Sunday, December 30, 2007

Learning to Give

One of my earliest and nicest memories was when I was five years old. It was my birthday. Mommy and Daddy sat me down, gave me my Thumbelina doll birthday present (God, how I wanted that Thumbelina doll), and then, they gave me something else. I had been reading a story about a little girl who got an allowance. I too, wanted an allowance. I had been begging M & D for an allowance for a month. How much it would be wasn't important; I just wanted money that I could call my own. Pretty please M & D? So on my birthday, Daddy pulled out his wallet and took out 10 shiny nickels. "Here," he said, "is your first weekly allowance." I was thrilled. All that money, all those shiny coins. Mine. I could go to the drugstore (I vividly remember that drugstore, and I can still taste their green lollipops) with Mom and get a toy. I was so happy. All mine. And then came the crushing blow.

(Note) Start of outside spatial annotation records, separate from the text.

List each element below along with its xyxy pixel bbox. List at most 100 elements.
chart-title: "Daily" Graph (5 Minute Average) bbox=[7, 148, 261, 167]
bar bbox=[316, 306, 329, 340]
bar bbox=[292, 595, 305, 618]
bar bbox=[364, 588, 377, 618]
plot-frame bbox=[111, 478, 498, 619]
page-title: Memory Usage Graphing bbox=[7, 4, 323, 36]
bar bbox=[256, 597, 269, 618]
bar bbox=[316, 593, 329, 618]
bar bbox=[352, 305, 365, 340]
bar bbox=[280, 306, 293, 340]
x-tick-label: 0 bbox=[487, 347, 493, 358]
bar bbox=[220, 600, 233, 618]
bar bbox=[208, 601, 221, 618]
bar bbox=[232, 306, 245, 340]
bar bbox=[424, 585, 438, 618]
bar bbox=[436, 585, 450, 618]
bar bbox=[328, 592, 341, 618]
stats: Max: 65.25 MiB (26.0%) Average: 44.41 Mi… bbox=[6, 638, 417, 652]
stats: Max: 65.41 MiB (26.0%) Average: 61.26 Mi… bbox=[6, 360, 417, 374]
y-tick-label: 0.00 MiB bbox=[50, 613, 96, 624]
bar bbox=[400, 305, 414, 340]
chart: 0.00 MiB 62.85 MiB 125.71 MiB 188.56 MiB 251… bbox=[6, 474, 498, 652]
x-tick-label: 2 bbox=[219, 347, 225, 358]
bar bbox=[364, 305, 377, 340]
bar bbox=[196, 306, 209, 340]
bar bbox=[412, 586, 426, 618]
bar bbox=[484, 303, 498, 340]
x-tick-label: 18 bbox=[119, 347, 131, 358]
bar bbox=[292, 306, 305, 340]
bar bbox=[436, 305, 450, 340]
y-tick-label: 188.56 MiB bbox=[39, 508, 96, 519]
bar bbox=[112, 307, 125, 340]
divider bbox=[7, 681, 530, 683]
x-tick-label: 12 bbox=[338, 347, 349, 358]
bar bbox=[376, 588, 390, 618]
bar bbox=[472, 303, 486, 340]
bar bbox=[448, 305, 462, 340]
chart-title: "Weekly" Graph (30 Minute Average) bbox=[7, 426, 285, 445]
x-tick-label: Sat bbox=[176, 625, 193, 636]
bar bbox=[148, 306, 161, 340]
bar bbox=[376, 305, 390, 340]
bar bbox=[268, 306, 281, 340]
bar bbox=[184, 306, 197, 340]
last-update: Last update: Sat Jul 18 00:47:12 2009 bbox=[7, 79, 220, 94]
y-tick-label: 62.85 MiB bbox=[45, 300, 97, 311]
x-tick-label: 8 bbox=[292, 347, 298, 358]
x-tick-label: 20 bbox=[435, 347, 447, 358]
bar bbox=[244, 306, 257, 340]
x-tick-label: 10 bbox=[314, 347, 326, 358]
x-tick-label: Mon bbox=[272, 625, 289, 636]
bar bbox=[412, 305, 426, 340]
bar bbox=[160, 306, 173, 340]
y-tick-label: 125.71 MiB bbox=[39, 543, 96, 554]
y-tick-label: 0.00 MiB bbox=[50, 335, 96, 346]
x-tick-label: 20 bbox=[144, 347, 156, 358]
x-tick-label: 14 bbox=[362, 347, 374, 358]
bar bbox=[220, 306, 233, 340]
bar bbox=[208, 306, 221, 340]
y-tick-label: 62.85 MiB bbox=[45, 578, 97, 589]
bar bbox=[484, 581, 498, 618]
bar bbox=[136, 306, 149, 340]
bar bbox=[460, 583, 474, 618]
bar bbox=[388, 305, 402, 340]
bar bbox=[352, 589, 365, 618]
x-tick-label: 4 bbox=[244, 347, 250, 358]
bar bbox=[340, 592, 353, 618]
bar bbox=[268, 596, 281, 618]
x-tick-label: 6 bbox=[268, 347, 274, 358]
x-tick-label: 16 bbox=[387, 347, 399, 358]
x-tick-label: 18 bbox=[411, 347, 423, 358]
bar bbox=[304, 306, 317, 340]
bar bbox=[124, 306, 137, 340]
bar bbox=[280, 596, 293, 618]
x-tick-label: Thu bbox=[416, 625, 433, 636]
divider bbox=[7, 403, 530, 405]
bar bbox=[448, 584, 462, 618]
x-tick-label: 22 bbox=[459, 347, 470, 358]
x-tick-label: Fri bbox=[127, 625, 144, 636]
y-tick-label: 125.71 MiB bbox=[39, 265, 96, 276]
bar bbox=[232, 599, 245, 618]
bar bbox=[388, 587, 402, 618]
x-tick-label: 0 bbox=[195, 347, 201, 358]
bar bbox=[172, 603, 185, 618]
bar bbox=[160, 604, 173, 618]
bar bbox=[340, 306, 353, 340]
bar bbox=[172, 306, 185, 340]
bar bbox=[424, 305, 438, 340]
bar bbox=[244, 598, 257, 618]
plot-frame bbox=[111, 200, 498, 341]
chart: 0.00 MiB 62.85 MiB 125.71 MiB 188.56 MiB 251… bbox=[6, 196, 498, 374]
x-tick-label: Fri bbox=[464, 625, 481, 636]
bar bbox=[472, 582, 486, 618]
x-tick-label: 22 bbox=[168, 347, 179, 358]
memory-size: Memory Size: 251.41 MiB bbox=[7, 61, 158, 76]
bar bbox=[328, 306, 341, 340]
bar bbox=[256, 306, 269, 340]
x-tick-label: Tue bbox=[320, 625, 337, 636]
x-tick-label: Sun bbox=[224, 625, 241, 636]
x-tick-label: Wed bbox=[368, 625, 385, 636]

"And how much are you going to give the poor people?" Daddy asked.

The poor people? Nothing, that's how much. Let their Mommies and Daddies give them their allowance. Why should I have to give them anything? These were my nickels! Mine. I told my parents that I didn't want to give the poor people anything.
So Dad took me in his lap and explained that Hashem gave us a mitzvah to give 1/10 of our money ("what does 1/10th mean?") to tzedakah, that if I was going to get ten nickels every week, I should really put one of my nickels in the pushka that was next to the Shabbos candles

"But Hashem isn't giving me an allowance, you and Mommy are! Why do I have to listen to Hashem?"

I responded to his request as the budding capitalist that I was yet to become: I started to cry. Hysterically.

They didn't push it. I got to keep my nickels. And the next week, I got my allowance again, and Dad asked the same question "how much for the poor people?" I guess seeing as how they weren't going to force me to give up my nickel, I didn't cry but I didn't give it up either.
I vaguely remember my M & D explaining more about charity and kindness to me over the next two weeks. Some of these sessions they filled in for me later, when I was an adult and retold this story to The Ex. My Dad said that I was behaving like any five-year-old...all about me.

But by the fourth week, when Daddy gave me my allowance and asked me to give tzedakah, I went over to the pushka and put in a nickel. I remember feeling very proud and very generous. I remember that the following week, my allowance increased to 60 cents! Daddy explained that sometimes, not always, but sometimes, when you are generous, you get back even more. After a little lesson in simple fractions, I happily put a nickel
and a penny in the pushka.

This was my introduction to giving charity. My parents instilled the idea of giving ma'aser in me from the very first time that I grasped the idea of ownership. To this day, I am grateful to my parents for the
chinuch they gave me. From that point on, I always set aside 1/10 of my Chanukah gelt, my summer jobs, and eventually my more serious jobs to give to charity, and my parents couldn't have been prouder of me. They did the same thing with all my siblings. And by the way, my parents were never well-off. My family never owned a house or a car. I'm sure there were times when I was younger that it was a struggle to put food on the table, something I cannot relate to today. But my parents' observance of ma'aser was as scrupulous as their observance of Shabbos and kashrus.

Giving ma'aser is one of the few ways you are allowed to "test" God. I have no source for this, but I remember learning it several times in Yeshiva. And indeed, the years I struggled to fulfill my ma'aser were always followed by periods of personal economic upturn. It's not magic, but it seems to happen.

All religious arguments aside, it is good to give. I remember once when I was doing some fund-raising for an organization in my former community, I was speaking to the Rabbi there, and he said that if every Orthodox family in the community fulfilled even half of their ma'aser, not a single Jewish local organization would need money.

There are times when people can be five-year-olds when it comes to giving charity. Whah! I don't want to give. Why should I give? I am barely getting by as it is. And I earned this money. I will give more when I am really wealthy.

No matter where you are in life, it is good to give. It is good to occasionally set aside your own needs and fulfill other people's needs, even when you don't feel like it. It creates connection and it is good to create connection. It is good to be part of something bigger than yourself. It is good to be committed to giving a particular amount, and then rising to that commitment. It is good to give.

This is the most basic of ideas, yet it is one I need to remind myself of every now and then, when I feel the five-year-old in me coming out.

1 comment:

Anonymous said...

I also feel grateful to have been raised in a household that gave ma'aser. It wasn't actually until much later that I realized so many people didn't. On a sidenote, I feel like it's so much easier to give once you feel obligated to give a certain amount. Then the only thing your making a decision about is how to allocate it.